Die Grafik zeigt die Entwicklung der Flächeninanspruchnahme von rund 70 km2 im Jahr 2003 bis zu 42 km2 im Jahr 2020
Foto: Umweltbundesamt

Unterschied Bodenverbrauch vs. Bodenversiegelung

Bodenverbrauch oder Flächeninanspruchnahme = dauerhafter Verlust von landwirtschaftlichen Flächen durch Verbauung für Siedlungs- und Verkehrszwecke, aber auch für intensive Erholungsnutzungen, Deponien, Abbauflächen, Kraftwerksanlagen.

  • Den größten Anteil nehmen Bau- und Betriebsflächen ein. Während der Flächenbedarf für Betriebsflächen auf 10,6 km2 im Jahr 2020 zurückgegangen ist, erreichte der Flächenbedarf für Bauflächen 2019 seinen vorläufigen Höhepunkt. Im Jahr 2020 ist nun erstmals wieder ein Rückgang zu beobachten. Dennoch liegt der Bedarf für Bauflächen mit etwa 23 km2 pro Jahr über dem langjährigen Schnitt.
  • Ein Rückgang ist in der Nutzung von Flächen für Erholung und Abbau sowie im Straßenbau zu beobachten. Auch die von der Bahn beanspruchten Flächen schrumpfen. Seit 2013 beansprucht dieser Sektor jährlich weniger Boden. Ursachen dafür sind in beiden Sektoren vor allem Änderungen in der Datenerfassung von Straßen und Schienenverkehrsanlagen sowie geänderte Nutzungen ehemaliger Bahngebäude.

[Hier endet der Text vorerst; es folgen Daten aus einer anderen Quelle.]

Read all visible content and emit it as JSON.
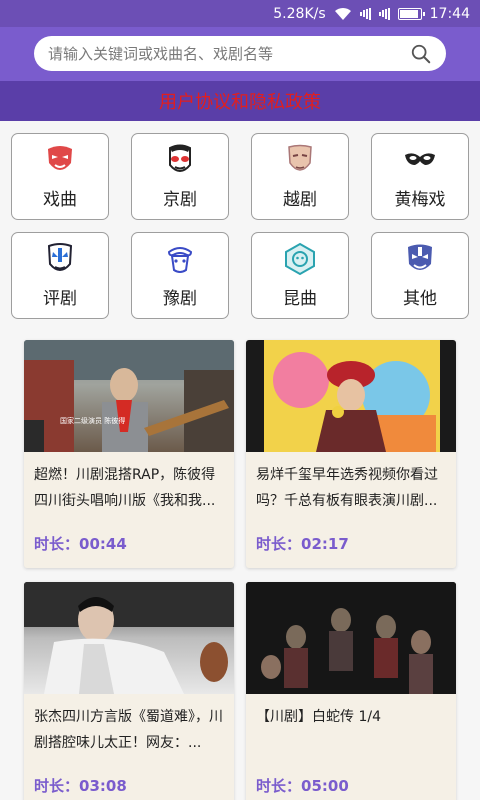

Bodenversiegelung = Abdeckung des Bodens mit einer wasser- und luftundurchlässigen Schicht, wodurch das Bodenleben abstirbt. Boden wird auf Trägerfunktion reduziert und verliert natürliche Funktionen. Flächen, auf denen Gebäude errichtet wurden, unbebaute Flächen, wenn sie mit Beton, Asphalt oder Pflastersteinen befestigt wurden (Wege, Parkplätze, Betriebsgelände etc.).

  • In den vergangenen drei Jahren wurden in Österreich zwischen 41% und 42% der neu in Anspruch genommenen Flächen versiegelt.
  • Das sind rund15 bis 20 km2 pro Jahr.

Um Böden nachhaltig zu nutzen und den Bodenverbrauch zu reduzieren, braucht es strategisches Flächenmanagement. Das umfasst verbindliche Zielwerte für die Erhaltung produktiver Böden, Bodenfunktionsbewertungen, Wiedernutzung von Leerstand und Brachflächen, Festlegung von Siedlungsgrenzen, die Definition von sogenannten Vorrangflächen für die landwirtschaftliche Produktion und für Hochwasser-Rückhaltung sowie den Schutz ökologisch wertvoller Gebiete.

Im Oktober wird Elisabeth Köstinger als zuständige Regionenministerin gemeinsam mit Landeshauptmann Günther Platter zur ersten Raumordnungskonferenz seit zehn Jahren einladen.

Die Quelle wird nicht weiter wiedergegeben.